We’ve successfully navigated through our Year-End Appeal season with deep gratitude for those who got behind our work, and supported us with donations, endorsements, “likes,” and “shares.” All of this moves us forward.
We stepped up our game considerably last year, largely due to the efforts of Daniela Huson, our communications director. A combination between our inertia, and her ability to bring our work into the limelight of our visible field; highlighting our relationships with the ocean, and more importantly, why it matters.
In these environmentally violent times it would be an easy reach to be screeching “FIRE!!!” all the time. Many are doing this, and with good reason. But we all have the opportunity, even the responsibility, to care for each other’s emotional health.

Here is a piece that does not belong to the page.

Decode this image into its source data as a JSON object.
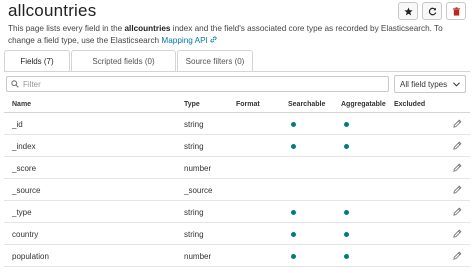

Yes, things look lousy from where I sit: Arbitrary roll-backs of clean water regulations, the attacks on our public commons, and the current attempt to eviscerate the National Environmental Policy Act (NEPA) – mostly aimed at propping up a failing industry. But this is just where I sit right now. And it does seem particularly dire – what with the world on fire and the global policy managers insisting that we not fixate on the smoke.
But we have been here before; where the seemingly inevitable momentum of inimical forces ended up stranded in their own cul-de-sacs. The Robber Barons of 1928 and the plundering corporate polluters of 1969 did not see what was coming in 1933 and 1972, respectively. The “New Deal” and the raft of environmental laws after corporate over-reach had pissed off the public so much that there was no going back.
And while it took 40 years in both instances for the corporatists to bend governance back to their favor, many gains were made: Economic regulations, public safety, labor, and environmental laws picked up a lot of points, are now in the canon of public discussion, and will not just go back in the box.
It has been another 40 years, so we’re due for a realignment. But we have to show up. We’re doing our best – I’ll be unpacking the proposed NEPA revisions in the next few weeks, and we’ll be doing a lot of analysis on the seismic and zooplankton data we collected last autumn – which at first brush does seem to bolster our cases for precaution.